Good Morning Tut,
Whilst inpractice I agree with your comments about the system being a ‘rolling’ process, nevertheless the concept of a Trial Balance is still valid, both from the point of view of proving accuracy (See todays news of the GPO paying GBP58 million to try and settle lawsuits related to their buggy accounting systems) but more practically, because striking a balance at a point in time is also intended to let accountants examine the books for any issues that need attending to. I’ve just been reading questions about the basis of depreciation being used, and someone else who had ‘lost’ a bank opening balance.
All kinds of issues can be checked and considered from a TB - the basis used for accruals and prepayments. Do stack values need any write downs? and so forth.
When the adjustments are in, a fresh TB checked for their effect, the period end arrives, and, in my world at least, all prior transactions should be locked from changes. One of my irritations with Manager is the insistence on altering previous transactions. A mistake was made. It’s history. The mistake was found, and corrected - with a journal entry (or another named type of high authority needed transaction) - and the history of the mistake and It’s correction is embedded in the unalterable history. That style of thinking is a major reason for the ascendency of the Sage accounting system, with its internal ship log style of recording absolutely everything that goes on, in an audible manner.
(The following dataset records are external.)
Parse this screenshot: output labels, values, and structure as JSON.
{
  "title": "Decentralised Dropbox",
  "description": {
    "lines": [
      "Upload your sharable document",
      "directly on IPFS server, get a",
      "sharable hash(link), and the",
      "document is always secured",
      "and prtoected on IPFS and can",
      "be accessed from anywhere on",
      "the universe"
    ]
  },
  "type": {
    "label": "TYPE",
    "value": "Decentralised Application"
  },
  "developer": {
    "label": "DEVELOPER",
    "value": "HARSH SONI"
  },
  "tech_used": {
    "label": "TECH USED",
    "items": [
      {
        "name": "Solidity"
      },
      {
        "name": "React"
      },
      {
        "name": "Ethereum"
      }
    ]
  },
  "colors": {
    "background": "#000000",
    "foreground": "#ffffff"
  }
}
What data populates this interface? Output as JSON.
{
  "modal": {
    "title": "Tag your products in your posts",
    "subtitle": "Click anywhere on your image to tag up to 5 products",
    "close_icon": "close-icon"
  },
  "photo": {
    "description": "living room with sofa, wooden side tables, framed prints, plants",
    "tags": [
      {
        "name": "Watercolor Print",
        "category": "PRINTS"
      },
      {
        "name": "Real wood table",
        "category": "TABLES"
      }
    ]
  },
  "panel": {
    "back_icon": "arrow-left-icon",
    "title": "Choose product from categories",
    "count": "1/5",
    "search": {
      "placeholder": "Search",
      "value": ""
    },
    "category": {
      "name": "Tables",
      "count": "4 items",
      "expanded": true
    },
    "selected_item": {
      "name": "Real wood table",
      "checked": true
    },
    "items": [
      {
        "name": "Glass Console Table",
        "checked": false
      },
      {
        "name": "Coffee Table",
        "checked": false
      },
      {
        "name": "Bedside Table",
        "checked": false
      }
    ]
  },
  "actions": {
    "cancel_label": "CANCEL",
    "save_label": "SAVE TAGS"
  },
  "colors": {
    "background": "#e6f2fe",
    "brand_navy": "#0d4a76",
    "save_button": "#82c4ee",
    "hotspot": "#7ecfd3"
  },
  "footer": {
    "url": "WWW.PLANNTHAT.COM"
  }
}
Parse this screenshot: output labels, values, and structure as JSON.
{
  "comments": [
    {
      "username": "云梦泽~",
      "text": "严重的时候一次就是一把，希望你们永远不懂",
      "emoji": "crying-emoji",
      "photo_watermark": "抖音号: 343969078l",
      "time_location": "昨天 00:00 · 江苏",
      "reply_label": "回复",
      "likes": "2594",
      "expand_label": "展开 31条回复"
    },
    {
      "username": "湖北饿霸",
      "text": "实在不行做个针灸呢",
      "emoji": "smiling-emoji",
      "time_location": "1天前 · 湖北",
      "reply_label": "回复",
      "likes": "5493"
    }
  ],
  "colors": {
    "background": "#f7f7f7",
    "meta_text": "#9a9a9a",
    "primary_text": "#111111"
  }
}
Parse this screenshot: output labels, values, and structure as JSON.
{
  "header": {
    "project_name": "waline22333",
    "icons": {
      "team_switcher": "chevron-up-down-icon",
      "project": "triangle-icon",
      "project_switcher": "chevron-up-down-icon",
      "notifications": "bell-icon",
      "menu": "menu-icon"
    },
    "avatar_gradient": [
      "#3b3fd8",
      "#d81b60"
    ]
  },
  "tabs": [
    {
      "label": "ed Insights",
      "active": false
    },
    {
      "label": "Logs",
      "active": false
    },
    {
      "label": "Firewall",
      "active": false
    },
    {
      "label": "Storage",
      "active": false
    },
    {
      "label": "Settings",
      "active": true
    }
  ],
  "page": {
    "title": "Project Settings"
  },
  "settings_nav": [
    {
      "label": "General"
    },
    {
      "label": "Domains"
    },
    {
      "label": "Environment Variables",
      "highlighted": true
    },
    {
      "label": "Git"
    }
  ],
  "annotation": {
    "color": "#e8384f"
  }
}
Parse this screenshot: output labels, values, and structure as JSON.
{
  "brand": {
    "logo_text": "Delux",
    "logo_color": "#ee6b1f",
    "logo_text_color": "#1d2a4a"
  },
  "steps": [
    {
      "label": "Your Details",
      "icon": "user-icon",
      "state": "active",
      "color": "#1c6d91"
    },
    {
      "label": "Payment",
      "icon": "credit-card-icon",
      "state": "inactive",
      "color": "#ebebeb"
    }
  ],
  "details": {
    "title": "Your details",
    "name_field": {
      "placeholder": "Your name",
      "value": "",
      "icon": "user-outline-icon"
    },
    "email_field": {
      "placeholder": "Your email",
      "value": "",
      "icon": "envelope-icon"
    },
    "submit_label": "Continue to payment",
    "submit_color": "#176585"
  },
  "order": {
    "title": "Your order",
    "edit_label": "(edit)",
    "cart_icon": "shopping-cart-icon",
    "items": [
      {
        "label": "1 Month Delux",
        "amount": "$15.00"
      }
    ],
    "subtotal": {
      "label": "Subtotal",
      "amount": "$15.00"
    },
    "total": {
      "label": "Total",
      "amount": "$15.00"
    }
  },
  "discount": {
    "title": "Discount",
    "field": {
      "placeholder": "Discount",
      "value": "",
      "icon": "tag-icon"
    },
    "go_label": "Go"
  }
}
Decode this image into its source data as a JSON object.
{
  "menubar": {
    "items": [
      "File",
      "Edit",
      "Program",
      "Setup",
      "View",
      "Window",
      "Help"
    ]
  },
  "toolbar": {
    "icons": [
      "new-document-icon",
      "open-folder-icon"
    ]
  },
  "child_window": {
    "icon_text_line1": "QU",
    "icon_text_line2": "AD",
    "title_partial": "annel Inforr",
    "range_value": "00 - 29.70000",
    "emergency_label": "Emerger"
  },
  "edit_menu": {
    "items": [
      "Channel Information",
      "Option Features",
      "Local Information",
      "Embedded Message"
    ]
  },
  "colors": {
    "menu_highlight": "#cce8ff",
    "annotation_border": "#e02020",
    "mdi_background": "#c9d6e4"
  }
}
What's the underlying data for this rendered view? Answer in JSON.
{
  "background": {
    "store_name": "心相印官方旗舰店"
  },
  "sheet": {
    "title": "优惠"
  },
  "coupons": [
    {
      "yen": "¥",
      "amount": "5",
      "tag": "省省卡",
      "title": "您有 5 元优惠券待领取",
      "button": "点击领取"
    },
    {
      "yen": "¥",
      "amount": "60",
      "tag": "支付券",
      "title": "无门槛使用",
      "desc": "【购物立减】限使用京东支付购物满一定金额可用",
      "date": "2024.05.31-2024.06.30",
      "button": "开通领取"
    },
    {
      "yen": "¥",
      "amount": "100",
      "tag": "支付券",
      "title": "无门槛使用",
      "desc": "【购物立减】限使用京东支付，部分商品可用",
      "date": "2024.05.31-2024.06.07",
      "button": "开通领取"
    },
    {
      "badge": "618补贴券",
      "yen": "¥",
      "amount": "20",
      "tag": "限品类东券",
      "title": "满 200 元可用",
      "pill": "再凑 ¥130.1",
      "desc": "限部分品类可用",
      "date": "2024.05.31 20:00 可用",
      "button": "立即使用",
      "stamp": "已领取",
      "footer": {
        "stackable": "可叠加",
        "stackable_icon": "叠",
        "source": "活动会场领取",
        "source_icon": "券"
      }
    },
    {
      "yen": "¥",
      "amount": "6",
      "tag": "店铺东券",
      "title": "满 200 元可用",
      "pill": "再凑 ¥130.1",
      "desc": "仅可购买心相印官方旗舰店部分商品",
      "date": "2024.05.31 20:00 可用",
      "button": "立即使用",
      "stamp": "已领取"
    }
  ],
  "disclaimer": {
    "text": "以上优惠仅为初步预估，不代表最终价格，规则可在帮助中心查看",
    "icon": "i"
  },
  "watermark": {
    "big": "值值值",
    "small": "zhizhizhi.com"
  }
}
One set of the accounts I run are very very simple, and I could do everything with a couple of dozen journals a year, but M demands all kinds of over complex transaction types. In another set, I bless M for enforcing some rules.
A long post to say that M is, generally an excellent system. If I have a couple of niggles, and would have built in more customisation controls for transaction enforcing rules, then they are small beer compared to the overall benefit of the product.